Automated Machine Learning Market- Geographical Insights
The North American market for Automated Machine Learning (AutoML) is rapidly expanding due to increased adoption of artificial intelligence and machine learning technologies across various industries. With the presence of key players in the tech ecosystem, such as Google, Microsoft, and IBM, the region benefits from significant investment in AI-driven innovations. The demand for AutoML solutions is being driven by a need for accessible, cost-effective tools that can automate complex machine learning processes, reducing the expertise required for deployment.
Industries like healthcare, finance, and retail are exploring AutoML for predictive analytics, fraud detection, and customer insights. The region's robust infrastructure, coupled with growing interest in AI-driven automation, positions it as a key player in the global AutoML market. Furthermore, the increasing availability of cloud-based platforms is accelerating the adoption of these technologies. Data privacy concerns and regulatory frameworks also play a critical role in shaping the region's AutoML landscape, pushing for more secure, transparent solutions.

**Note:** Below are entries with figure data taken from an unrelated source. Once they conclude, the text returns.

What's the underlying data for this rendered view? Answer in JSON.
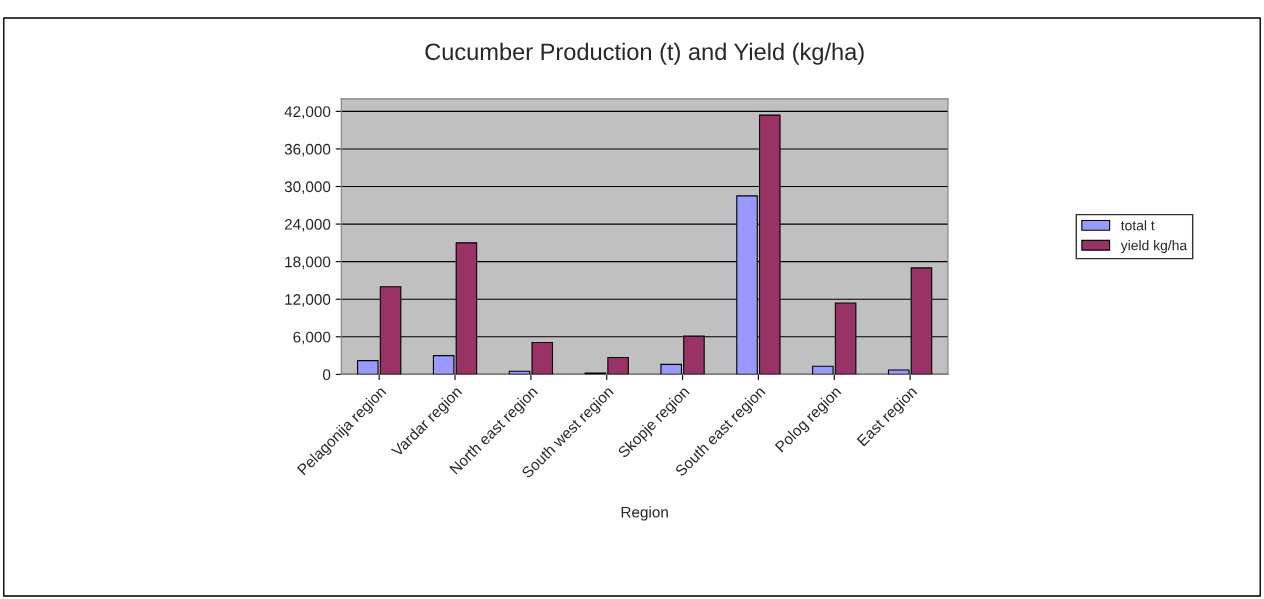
{
  "chart_data": {
    "type": "bar",
    "title": "Cucumber Production (t) and Yield (kg/ha)",
    "xlabel": "Region",
    "categories": [
      "Pelagonija region",
      "Vardar region",
      "North east region",
      "South west region",
      "Skopje region",
      "South east region",
      "Polog region",
      "East region"
    ],
    "series": [
      {
        "name": "total t",
        "color": "#9999ff",
        "values": [
          2200,
          3000,
          500,
          200,
          1600,
          28500,
          1300,
          700
        ]
      },
      {
        "name": "yield kg/ha",
        "color": "#993366",
        "values": [
          14000,
          21000,
          5100,
          2700,
          6100,
          41400,
          11400,
          17000
        ]
      }
    ],
    "ylim": [
      0,
      44000
    ],
    "yticks": [
      0,
      {
        "value": 6000,
        "label": "6,000"
      },
      {
        "value": 12000,
        "label": "12,000"
      },
      {
        "value": 18000,
        "label": "18,000"
      },
      {
        "value": 24000,
        "label": "24,000"
      },
      {
        "value": 30000,
        "label": "30,000"
      },
      {
        "value": 36000,
        "label": "36,000"
      },
      {
        "value": 42000,
        "label": "42,000"
      }
    ],
    "grid": "y",
    "legend": "right"
  }
}
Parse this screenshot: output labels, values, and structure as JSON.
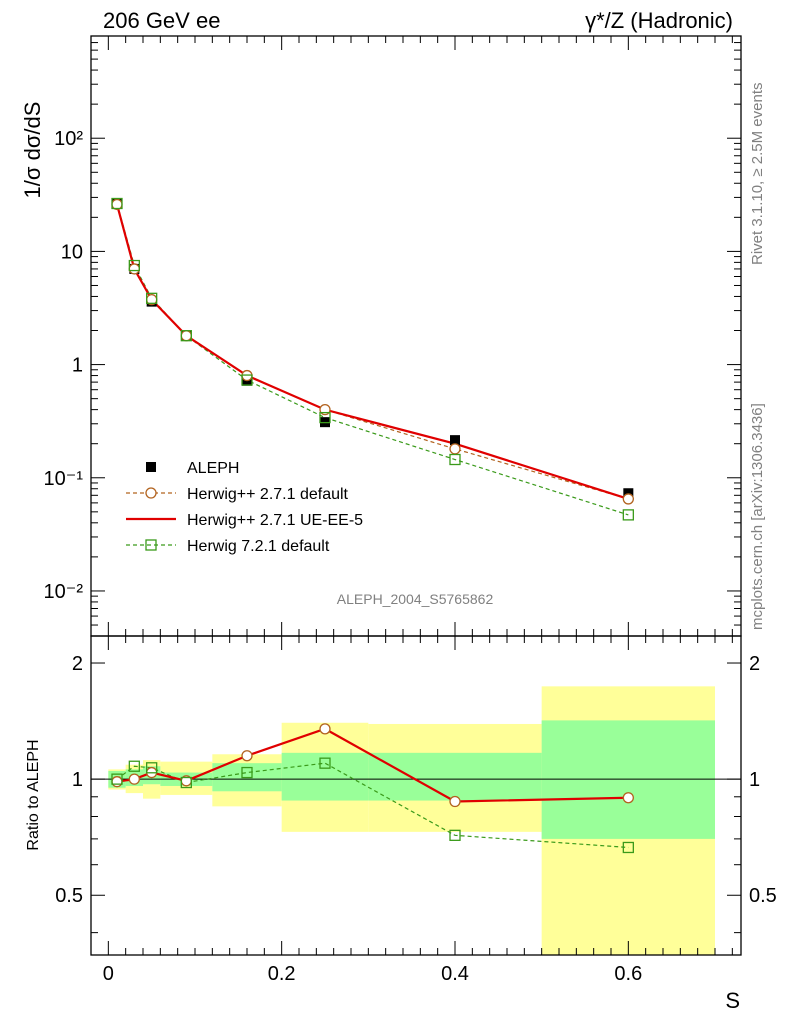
{
  "header": {
    "left": "206 GeV ee",
    "right": "γ*/Z (Hadronic)"
  },
  "side_text": {
    "rivet": "Rivet 3.1.10, ≥ 2.5M events",
    "mcplots": "mcplots.cern.ch [arXiv:1306.3436]"
  },
  "analysis_id": "ALEPH_2004_S5765862",
  "colors": {
    "aleph": "#000000",
    "herwig_default": "#b2631f",
    "herwig_ueee5": "#e00000",
    "herwig72": "#3a9a1a",
    "band_inner": "#99ff99",
    "band_outer": "#ffff99"
  },
  "legend": [
    {
      "key": "aleph",
      "label": "ALEPH"
    },
    {
      "key": "herwig_default",
      "label": "Herwig++ 2.7.1 default"
    },
    {
      "key": "herwig_ueee5",
      "label": "Herwig++ 2.7.1 UE-EE-5"
    },
    {
      "key": "herwig72",
      "label": "Herwig 7.2.1 default"
    }
  ],
  "chart_data": [
    {
      "type": "scatter",
      "ylabel": "1/σ  dσ/dS",
      "yscale": "log",
      "ylim": [
        0.004,
        800
      ],
      "xlim": [
        -0.02,
        0.73
      ],
      "y_ticks": [
        "10⁻²",
        "10⁻¹",
        "1",
        "10",
        "10²"
      ],
      "bins": [
        [
          0.0,
          0.02
        ],
        [
          0.02,
          0.04
        ],
        [
          0.04,
          0.06
        ],
        [
          0.06,
          0.12
        ],
        [
          0.12,
          0.2
        ],
        [
          0.2,
          0.3
        ],
        [
          0.3,
          0.5
        ],
        [
          0.5,
          0.7
        ]
      ],
      "x": [
        0.01,
        0.03,
        0.05,
        0.09,
        0.16,
        0.25,
        0.4,
        0.6
      ],
      "series": [
        {
          "key": "aleph",
          "name": "ALEPH",
          "values": [
            26.5,
            7.0,
            3.6,
            1.8,
            0.72,
            0.31,
            0.215,
            0.073
          ]
        },
        {
          "key": "herwig_default",
          "name": "Herwig++ 2.7.1 default",
          "values": [
            26.0,
            7.0,
            3.75,
            1.8,
            0.8,
            0.4,
            0.18,
            0.065
          ]
        },
        {
          "key": "herwig_ueee5",
          "name": "Herwig++ 2.7.1 UE-EE-5",
          "values": [
            26.0,
            7.0,
            3.75,
            1.8,
            0.8,
            0.4,
            0.2,
            0.065
          ]
        },
        {
          "key": "herwig72",
          "name": "Herwig 7.2.1 default",
          "values": [
            26.5,
            7.5,
            3.85,
            1.8,
            0.73,
            0.34,
            0.145,
            0.047
          ]
        }
      ]
    },
    {
      "type": "line",
      "ylabel": "Ratio to ALEPH",
      "xlabel": "S",
      "ylim": [
        0.35,
        2.35
      ],
      "xlim": [
        -0.02,
        0.73
      ],
      "y_ticks": [
        "0.5",
        "1",
        "2"
      ],
      "x_ticks": [
        "0",
        "0.2",
        "0.4",
        "0.6"
      ],
      "bands": {
        "inner": [
          [
            0.95,
            1.05
          ],
          [
            0.96,
            1.06
          ],
          [
            0.97,
            1.08
          ],
          [
            0.96,
            1.04
          ],
          [
            0.93,
            1.1
          ],
          [
            0.88,
            1.17
          ],
          [
            0.88,
            1.17
          ],
          [
            0.7,
            1.42
          ]
        ],
        "outer": [
          [
            0.94,
            1.06
          ],
          [
            0.92,
            1.09
          ],
          [
            0.89,
            1.12
          ],
          [
            0.91,
            1.11
          ],
          [
            0.85,
            1.16
          ],
          [
            0.73,
            1.4
          ],
          [
            0.73,
            1.39
          ],
          [
            0.32,
            1.74
          ]
        ]
      },
      "series": [
        {
          "key": "herwig_default",
          "name": "Herwig++ 2.7.1 default",
          "values": [
            0.985,
            1.0,
            1.04,
            0.99,
            1.15,
            1.35,
            0.875,
            0.895
          ]
        },
        {
          "key": "herwig_ueee5",
          "name": "Herwig++ 2.7.1 UE-EE-5",
          "values": [
            0.985,
            1.0,
            1.04,
            0.99,
            1.15,
            1.35,
            0.875,
            0.895
          ]
        },
        {
          "key": "herwig72",
          "name": "Herwig 7.2.1 default",
          "values": [
            1.0,
            1.08,
            1.07,
            0.98,
            1.04,
            1.1,
            0.715,
            0.665
          ]
        }
      ]
    }
  ]
}
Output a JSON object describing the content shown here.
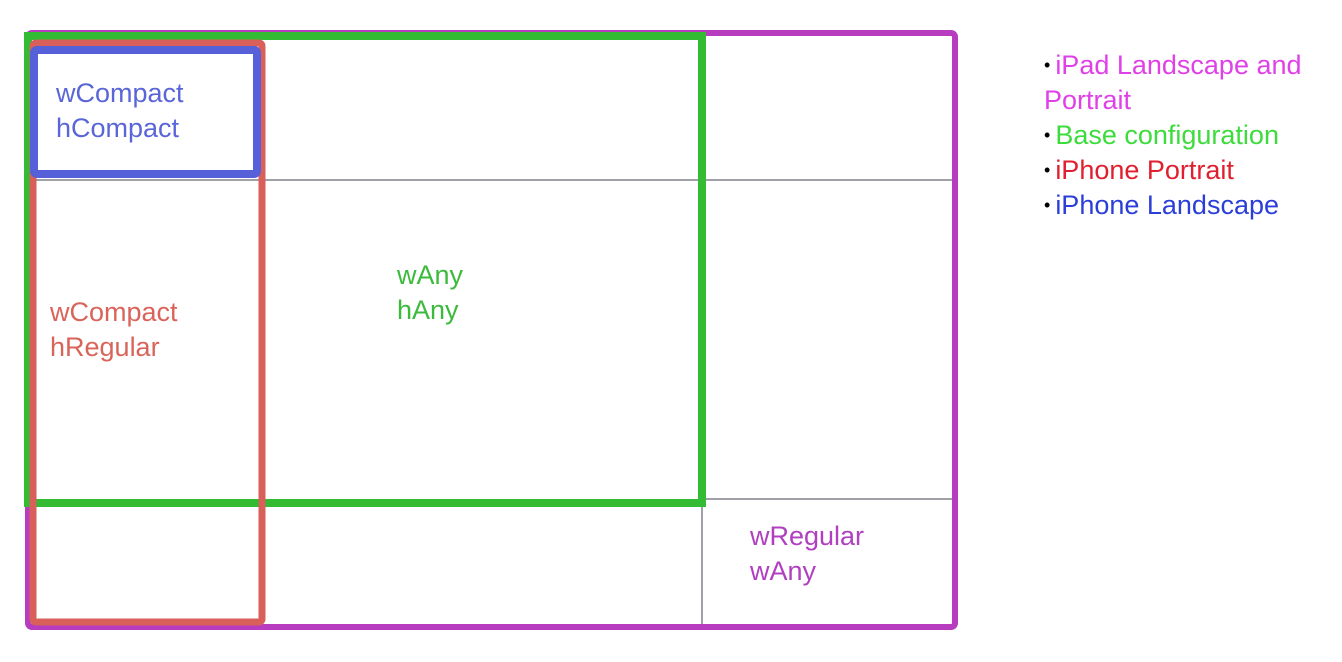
{
  "legend": [
    {
      "bullet": "•",
      "text": "iPad Landscape and Portrait",
      "color": "#e040e8"
    },
    {
      "bullet": "•",
      "text": "Base configuration",
      "color": "#3ddc3d"
    },
    {
      "bullet": "•",
      "text": "iPhone Portrait",
      "color": "#e0202e"
    },
    {
      "bullet": "•",
      "text": "iPhone Landscape",
      "color": "#2b3fd8"
    }
  ],
  "cells": {
    "compact_compact": {
      "line1": "wCompact",
      "line2": "hCompact",
      "color": "#5a66d8"
    },
    "compact_regular": {
      "line1": "wCompact",
      "line2": "hRegular",
      "color": "#d9645a"
    },
    "any_any": {
      "line1": "wAny",
      "line2": "hAny",
      "color": "#3cba3c"
    },
    "regular_any": {
      "line1": "wRegular",
      "line2": "wAny",
      "color": "#b040c0"
    }
  },
  "frame_colors": {
    "ipad": "#b73cc0",
    "base": "#33bb33",
    "iphone_portrait": "#d9605a",
    "iphone_landscape": "#5560d9",
    "grid": "#a0a0a8"
  }
}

The United States is the dominant country in North America's Automated Machine Learning (AutoML) market, driven by its leadership in technology innovation and AI research. Home to major tech companies like Google, Microsoft, and Amazon, the U.S. leads in the development and deployment of AutoML solutions. The country's strong investment in AI startups, research institutions, and cloud infrastructure further accelerates its position in the global AutoML landscape. Additionally, the U.S. benefits from a well-established regulatory framework that supports AI development while addressing ethical concerns.
The competitive landscape of the Automated Machine Learning (AutoML) market is characterized by a mix of established tech giants, specialized startups, and emerging players. Major cloud providers like Google Cloud, AWS, and Microsoft Azure dominate the space by offering robust AutoML platforms integrated with their cloud ecosystems, appealing to enterprises seeking scalable AI solutions. Companies like DataRobot and H2O.ai focus on advanced AutoML platforms tailored for enterprises, providing automated model building, deployment, and optimization. Startups such as Dataiku and RapidMiner offer flexible solutions to democratize data science across industries. Open-source tools like Auto-sklearn and TPOT cater to developers and researchers, fostering innovation. This highly competitive market is driven by continuous technological advancements, a growing need for AI-driven insights, and increasing demand from sectors such as finance, healthcare, and retail.
In March 2024, Google Cloud and NVIDIA extended their partnership to offer technology that would accelerate the machine learning (ML) community's efforts in rapidly building, scaling, and managing generative AI applications. Google adopted the latest NVIDIA Grace Blackwell AI computing platform and the NVIDIA DGX Cloud service on Google Cloud to continue delivering AI advancements to its products and developers.